Amazon was moving into entertainment, Apple had claimed wearables, Facebook was even eyeing currency itself. They had long passed the stage where their greatest profits came from innovation, and were instead focused on monetizing their dominance. Their market power allowed them to starve new entrants of capital, keep competitors off their platforms, and use their profits to turn entire industries (e.g., streaming movies) into loss-leader features that differentiated and protected the lucrative core businesses (e.g., next-day delivery of toilet paper).
Then the pandemic shut down retail shopping, closed in-person entertainment, and moved nearly all of our interactions onto screens—and Big Tech grew even stronger. The rise to dominance of Big Tech has produced staggering share price gains in the short term, but it also suppresses innovation and harms long-term economic growth.

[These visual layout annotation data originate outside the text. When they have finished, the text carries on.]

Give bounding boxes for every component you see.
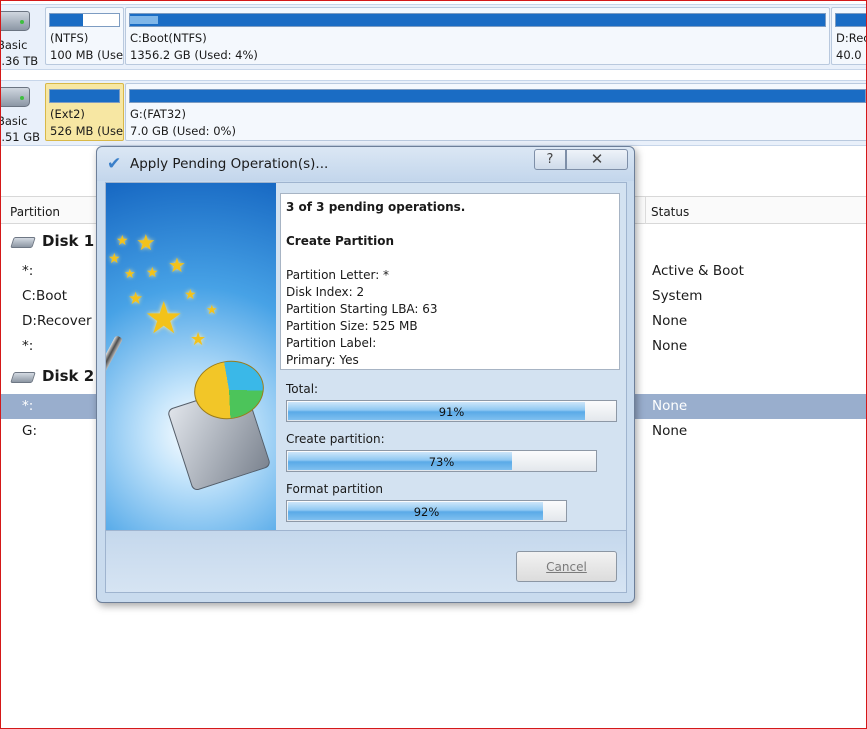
disk1-info: Basic 1.36 TB <box>0 5 44 71</box>
disk2-size: 7.51 GB <box>0 130 41 144</box>
progress-label-create: Create partition: <box>286 432 385 446</box>
star-icon: ★ <box>190 329 207 350</box>
partition-label: (NTFS) <box>50 31 89 45</box>
hard-disk-icon <box>0 11 30 31</box>
star-icon: ★ <box>184 287 197 303</box>
disk2-type: Basic <box>0 114 28 128</box>
detail-line: Partition Label: <box>286 336 377 350</box>
progress-percent: 92% <box>413 505 440 519</box>
hard-disk-icon <box>10 237 36 248</box>
magic-wand-icon <box>106 335 124 445</box>
partition-size: 7.0 GB (Used: 0%) <box>130 124 236 138</box>
partition-block-ext2[interactable]: (Ext2) 526 MB (Use <box>45 83 124 141</box>
partition-usage-bar <box>129 13 826 27</box>
progress-bar-create-partition: 73% <box>286 450 597 472</box>
close-icon: ✕ <box>590 150 604 168</box>
help-icon: ? <box>546 152 554 167</box>
partition-usage-bar <box>49 89 120 103</box>
partition-status: System <box>652 288 703 304</box>
disk1-type: Basic <box>0 38 28 52</box>
close-button[interactable]: ✕ <box>566 149 628 170</box>
partition-status: None <box>652 423 688 439</box>
partition-size: 100 MB (Used <box>50 48 124 62</box>
partition-usage-bar <box>835 13 867 27</box>
detail-line: Partition Starting LBA: 63 <box>286 302 438 316</box>
help-button[interactable]: ? <box>534 149 566 170</box>
partition-block-ntfs[interactable]: (NTFS) 100 MB (Used <box>45 7 124 65</box>
partition-usage-bar <box>129 89 866 103</box>
star-icon: ★ <box>136 231 156 256</box>
detail-line: Primary: Yes <box>286 353 359 367</box>
progress-label-total: Total: <box>286 382 319 396</box>
detail-line: Partition Letter: * <box>286 268 390 282</box>
partition-name: G: <box>22 423 38 439</box>
disk1-size: 1.36 TB <box>0 54 39 68</box>
progress-percent: 91% <box>438 405 465 419</box>
star-icon: ★ <box>124 267 136 282</box>
operation-summary: 3 of 3 pending operations. <box>286 200 466 214</box>
partition-label: (Ext2) <box>50 107 85 121</box>
column-header-partition[interactable]: Partition <box>10 205 60 219</box>
partition-name: *: <box>22 338 34 354</box>
partition-label: G:(FAT32) <box>130 107 186 121</box>
operation-name: Create Partition <box>286 234 394 248</box>
column-header-status[interactable]: Status <box>651 205 689 219</box>
partition-name: *: <box>22 398 34 414</box>
checkmark-icon: ✔ <box>107 154 122 174</box>
partition-block-g-fat32[interactable]: G:(FAT32) 7.0 GB (Used: 0%) <box>125 83 867 141</box>
dialog-footer: Cancel <box>105 531 627 593</box>
wizard-illustration: ★ ★ ★ ★ ★ ★ ★ ★ ★ ★ ★ <box>106 183 276 530</box>
progress-percent: 73% <box>428 455 455 469</box>
partition-status: Active & Boot <box>652 263 744 279</box>
partition-usage-bar <box>49 13 120 27</box>
partition-name: *: <box>22 263 34 279</box>
star-icon: ★ <box>146 265 159 281</box>
partition-size: 40.0 <box>836 48 862 62</box>
dialog-body: ★ ★ ★ ★ ★ ★ ★ ★ ★ ★ ★ 3 of 3 pending ope… <box>105 182 627 531</box>
partition-name: D:Recover <box>22 313 92 329</box>
star-icon: ★ <box>144 293 184 344</box>
partition-block-d-recover[interactable]: D:Rec 40.0 <box>831 7 867 65</box>
detail-line: Disk Index: 2 <box>286 285 365 299</box>
partition-label: D:Rec <box>836 31 867 45</box>
detail-line: Partition Size: 525 MB <box>286 319 418 333</box>
star-icon: ★ <box>116 233 129 249</box>
partition-size: 1356.2 GB (Used: 4%) <box>130 48 258 62</box>
cancel-button[interactable]: Cancel <box>516 551 617 582</box>
partition-status: None <box>652 338 688 354</box>
star-icon: ★ <box>168 253 186 277</box>
operation-info-box: 3 of 3 pending operations. Create Partit… <box>280 193 620 370</box>
column-divider[interactable] <box>645 197 646 224</box>
progress-label-format: Format partition <box>286 482 384 496</box>
apply-pending-operations-dialog: ✔ Apply Pending Operation(s)... ? ✕ ★ ★ … <box>96 146 635 603</box>
disk2-info: Basic 7.51 GB <box>0 81 44 147</box>
star-icon: ★ <box>128 289 144 309</box>
partition-name: C:Boot <box>22 288 68 304</box>
disk-map-row-disk1[interactable]: Basic 1.36 TB (NTFS) 100 MB (Used C:Boot… <box>0 4 867 70</box>
disk-group-label: Disk 1 <box>42 232 95 250</box>
star-icon: ★ <box>206 303 218 318</box>
partition-block-c-boot[interactable]: C:Boot(NTFS) 1356.2 GB (Used: 4%) <box>125 7 830 65</box>
progress-bar-format-partition: 92% <box>286 500 567 522</box>
partition-status: None <box>652 313 688 329</box>
disk-group-label: Disk 2 <box>42 367 95 385</box>
partition-size: 526 MB (Use <box>50 124 124 138</box>
dialog-titlebar[interactable]: ✔ Apply Pending Operation(s)... ? ✕ <box>97 147 634 181</box>
dialog-title: Apply Pending Operation(s)... <box>130 156 329 172</box>
hard-disk-icon <box>0 87 30 107</box>
star-icon: ★ <box>108 251 121 267</box>
disk-map-row-disk2[interactable]: Basic 7.51 GB (Ext2) 526 MB (Use G:(FAT3… <box>0 80 867 146</box>
hard-disk-icon <box>10 372 36 383</box>
progress-bar-total: 91% <box>286 400 617 422</box>
partition-status: None <box>652 398 688 414</box>
partition-label: C:Boot(NTFS) <box>130 31 207 45</box>
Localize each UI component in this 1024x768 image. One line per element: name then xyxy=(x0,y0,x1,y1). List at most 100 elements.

That is why the biggest economic boost that the Biden-Harris administration can deliver won’t be stimulus or bailouts, it will be committing funding and political support for serious antitrust enforcement. I’ve been calling for the antitrust breakup of Big Tech for years, but the last few months of 2020 give me hope that this is going to happen. In that period, we witnessed a surge of legislative and legal actions that respond to the problems of concentrated capital generally and the dangers of Big Tech specifically. If we maintain this momentum, we stand a chance of not only restoring competition and innovation to our markets, but also of beginning the more fundamental repair process our nation needs.